His enthusiasm was shared by de Cusa and Cosimo de Medici, who were both aware of the precarious position of the Christian Church, specifically of its over-conservative dogmatic stance, with which they could not identify. Though they had been able to save the Catholic Church from annihilation, they realised the time for a long overdue change was immediate, otherwise the Church would not make it to the year 1500.

So the group of reformers had an open-minded approach to religion. They were willing to entertain the pagan notion that direct experience of the divine was possible, both in this realm and in “heaven”. This radically undermined the dogma of the Christian Church, which declared that such contact was only possible through the intervention of a priest and at the Second Coming of Christ. The new thinking completely revised Man’s position in the universe, upgrading him from a mere “also ran” to a being that was fully equipped to explore this reality, and God, directly, personally, completely. It was the difference between the status of slave and that of a free man. If anything, the gift of the Renaissance was the opportunity for Man to turn his self-image of slave into that of a free man. Cosimo de Medici This new thinking became incorporated into reality when Cosimo de Medici realised Pleton’s dream with the establishment of a “Platonic Academy”, to revive the “pagan” knowledge of the divine, as had been, amongst others, expressed by the Greek philosopher Plato in the 5th century BC.

The son of Cosimo’s physician, Marsilio Ficino, was nominated director of the new “Platonic Academy”. Ficino was in charge of the main focus of the Academy: the translations of ancient manuscripts. These texts had to provide the fuel for vivid philosophical and religious debates. These texts included the “Argonautica”, the Greek legend of Jason and the Argonauts, which was the main theme of the Order of the Golden Fleece. But also Homer’s “Hymns” and the doctrines of the Plotinus, Plutarch, Proclus, Iamblichus and many others were translated into Latin.

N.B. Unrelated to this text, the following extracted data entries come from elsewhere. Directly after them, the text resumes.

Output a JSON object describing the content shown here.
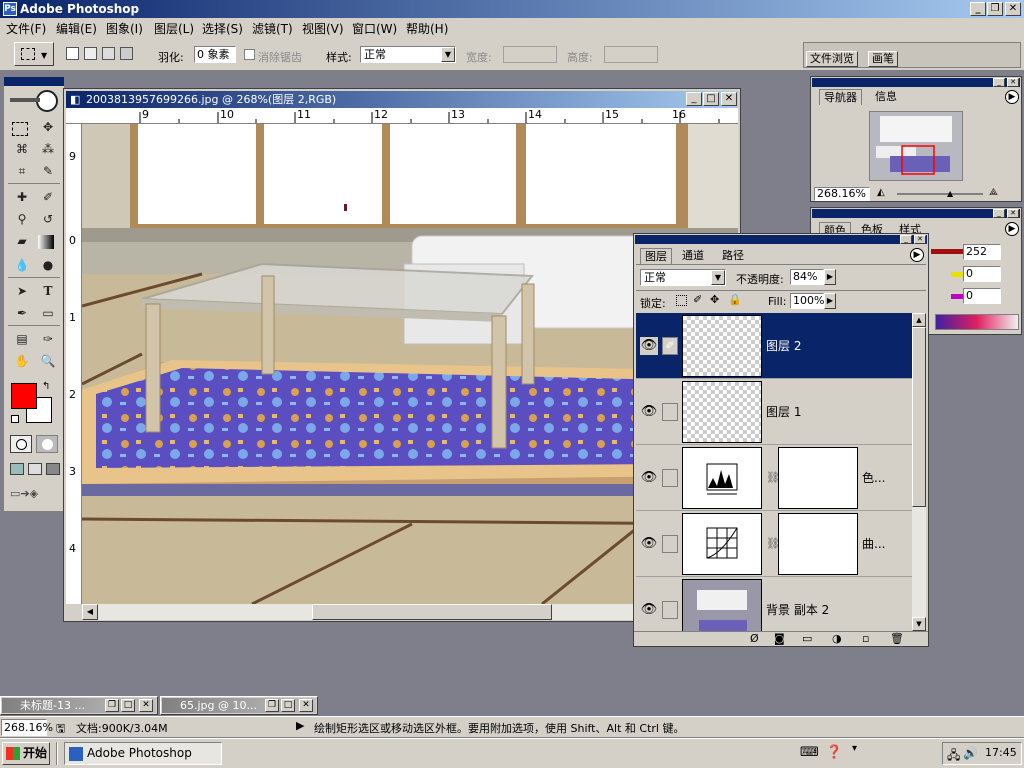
{
  "app": {
    "title": "Adobe Photoshop"
  },
  "menu": [
    "文件(F)",
    "编辑(E)",
    "图象(I)",
    "图层(L)",
    "选择(S)",
    "滤镜(T)",
    "视图(V)",
    "窗口(W)",
    "帮助(H)"
  ],
  "options": {
    "feather_label": "羽化:",
    "feather_value": "0 象素",
    "antialias_label": "消除锯齿",
    "style_label": "样式:",
    "style_value": "正常",
    "width_label": "宽度:",
    "height_label": "高度:",
    "palette_tabs": [
      "文件浏览",
      "画笔"
    ]
  },
  "document": {
    "title": "2003813957699266.jpg @ 268%(图层 2,RGB)",
    "ruler_top": [
      "9",
      "10",
      "11",
      "12",
      "13",
      "14",
      "15",
      "16"
    ],
    "ruler_left": [
      "9",
      "0",
      "1",
      "2",
      "3",
      "4"
    ]
  },
  "navigator": {
    "tabs": [
      "导航器",
      "信息"
    ],
    "zoom": "268.16%"
  },
  "color_panel": {
    "tabs": [
      "颜色",
      "色板",
      "样式"
    ],
    "values": [
      "252",
      "0",
      "0"
    ]
  },
  "layers": {
    "tabs": [
      "图层",
      "通道",
      "路径"
    ],
    "blend_mode": "正常",
    "opacity_label": "不透明度:",
    "opacity_value": "84%",
    "lock_label": "锁定:",
    "fill_label": "Fill:",
    "fill_value": "100%",
    "items": [
      {
        "name": "图层 2",
        "selected": true
      },
      {
        "name": "图层 1",
        "selected": false
      },
      {
        "name": "色...",
        "selected": false
      },
      {
        "name": "曲...",
        "selected": false
      },
      {
        "name": "背景 副本 2",
        "selected": false
      }
    ]
  },
  "minimized": [
    {
      "title": "未标题-13 ..."
    },
    {
      "title": "65.jpg @ 10..."
    }
  ],
  "status": {
    "zoom": "268.16%",
    "doc_size": "文档:900K/3.04M",
    "hint": "绘制矩形选区或移动选区外框。要用附加选项，使用 Shift、Alt 和 Ctrl 键。"
  },
  "taskbar": {
    "start_label": "开始",
    "task_label": "Adobe Photoshop",
    "clock": "17:45"
  },
  "colors": {
    "foreground": "#ff0000",
    "background": "#ffffff",
    "title_active": "#0a246a"
  }
}
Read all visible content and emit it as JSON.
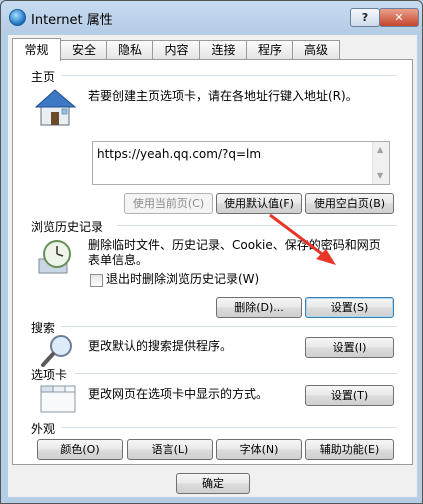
{
  "window": {
    "title": "Internet 属性",
    "help": "?",
    "close": "✕"
  },
  "tabs": [
    "常规",
    "安全",
    "隐私",
    "内容",
    "连接",
    "程序",
    "高级"
  ],
  "home": {
    "title": "主页",
    "desc": "若要创建主页选项卡，请在各地址行键入地址(R)。",
    "url": "https://yeah.qq.com/?q=lm",
    "btn_current": "使用当前页(C)",
    "btn_default": "使用默认值(F)",
    "btn_blank": "使用空白页(B)"
  },
  "history": {
    "title": "浏览历史记录",
    "desc_line1": "删除临时文件、历史记录、Cookie、保存的密码和网页",
    "desc_line2": "表单信息。",
    "checkbox": "退出时删除浏览历史记录(W)",
    "btn_delete": "删除(D)...",
    "btn_settings": "设置(S)"
  },
  "search": {
    "title": "搜索",
    "desc": "更改默认的搜索提供程序。",
    "btn_settings": "设置(I)"
  },
  "tabs_group": {
    "title": "选项卡",
    "desc": "更改网页在选项卡中显示的方式。",
    "btn_settings": "设置(T)"
  },
  "appearance": {
    "title": "外观",
    "btn_colors": "颜色(O)",
    "btn_languages": "语言(L)",
    "btn_fonts": "字体(N)",
    "btn_accessibility": "辅助功能(E)"
  },
  "footer": {
    "btn_ok": "确定"
  },
  "colors": {
    "annotation_arrow": "#e8352a"
  }
}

Some of these books were about Greek civilisation, but others spoke about Egypt – the Egypt that had been known to the Greeks. Iamblichus and Plutarch in Of Isis and Osiris and other authors spoke about the existence of Egyptian mystery cults, in which the initiates received divine knowledge. In the Mysteries, the culminating splendour was said to be the face-to-face meeting with one’s Higher Self, and the deities. This had been the goal of the alchemists of the Middle Ages; it was the dream of the Platonic Academy, who thus received a genuine “Holy Grail” when a monk sold Cosimo a copy of the Corpus Hermeticum. It were these translations that proved to the Academy that Mankind was a being with a divine spark, which the “rebirth” of this movement was meant to ignite.